After carefully reviewing the social media presence of the three candidates running for Duke Student Government president, Department Of feels incredibly confident making our endorsement based on the profile pictures, Spoon University interviews, and Squarespace websites we have seen.
Department Of has decided to endorse Annie Adair for president, because she has a minimalist and chic aesthetic that reminds us of ourselves. Her profile picture coolly reads, “I’m the girl who will take care of you when you get too drunk at the pre-game. I won’t leave you puking on the lawn. I’ll give you water and a granola bar from my purse.” And like Department Of, she’s not funny in a laugh-until-you-cramp way, but funny in the endearing way like when your mom unexpectedly makes a dirty joke at the dinner table. More than anything else, she tries, but she knows she tries, so it’s not like she’s a try-hard or anything, she’s just like that mom who cuts the apples into slices for soccer practice. A vote for Annie Adair is a vote for Mom.
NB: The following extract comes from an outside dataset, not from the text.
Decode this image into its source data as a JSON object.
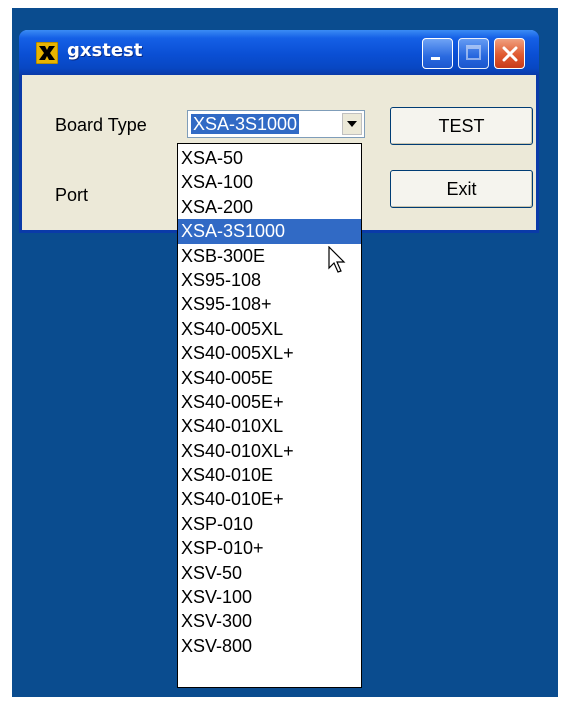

Tara Bansal is clearly the “Chosen One,” since she was crowned future DSG Prez during O-Week of her freshman year by the only institutionally-supported selective living community for neoliberal feminists at Duke…no, not Baldwin Scholars, Alpha Phi. Tara has key constituencies in Duke Debate, the quidditch team, Duke Lasya, and Ray Li. And it is admirable that she somehow managed to have a photoshoot with half of the student body in two weeks. Tara is what we at Department Of like to call an “over-dog”: a person who is clearly intelligent, capable, and connected in politics, but who stopped trending in 2015. She is clearly (over)qualified with her impeccable business casual fashion, but sometimes less is more. To us, endorsing Tara is like cheering for the Patriots: clearly they are one of the best teams in the NFL, but don’t you feel kind of shitty for egging on all those assholes in Boston?
The only memorable thing about John Guarco is that amazing “Holy Moly, Guarcomole” cover photo with the caption “and it won’t cost extra”. I mean we have to give it to him, that was genius. But you can’t just vote based on one cover photo––you have to at least look at the profile picture too. Anyway after deeper reflection we realized he’s like that nice guy you can’t decide on while Tinder-ing drunk on a Friday night. Invoke the “five second rule”: if he’s not appealing after five seconds, swipe left.
Plus, we’ve elected women for five years in a row, why stop now?
Fuck you, Chronicle, for not publishing our endorsement. (But Good Job on that Trask piece!)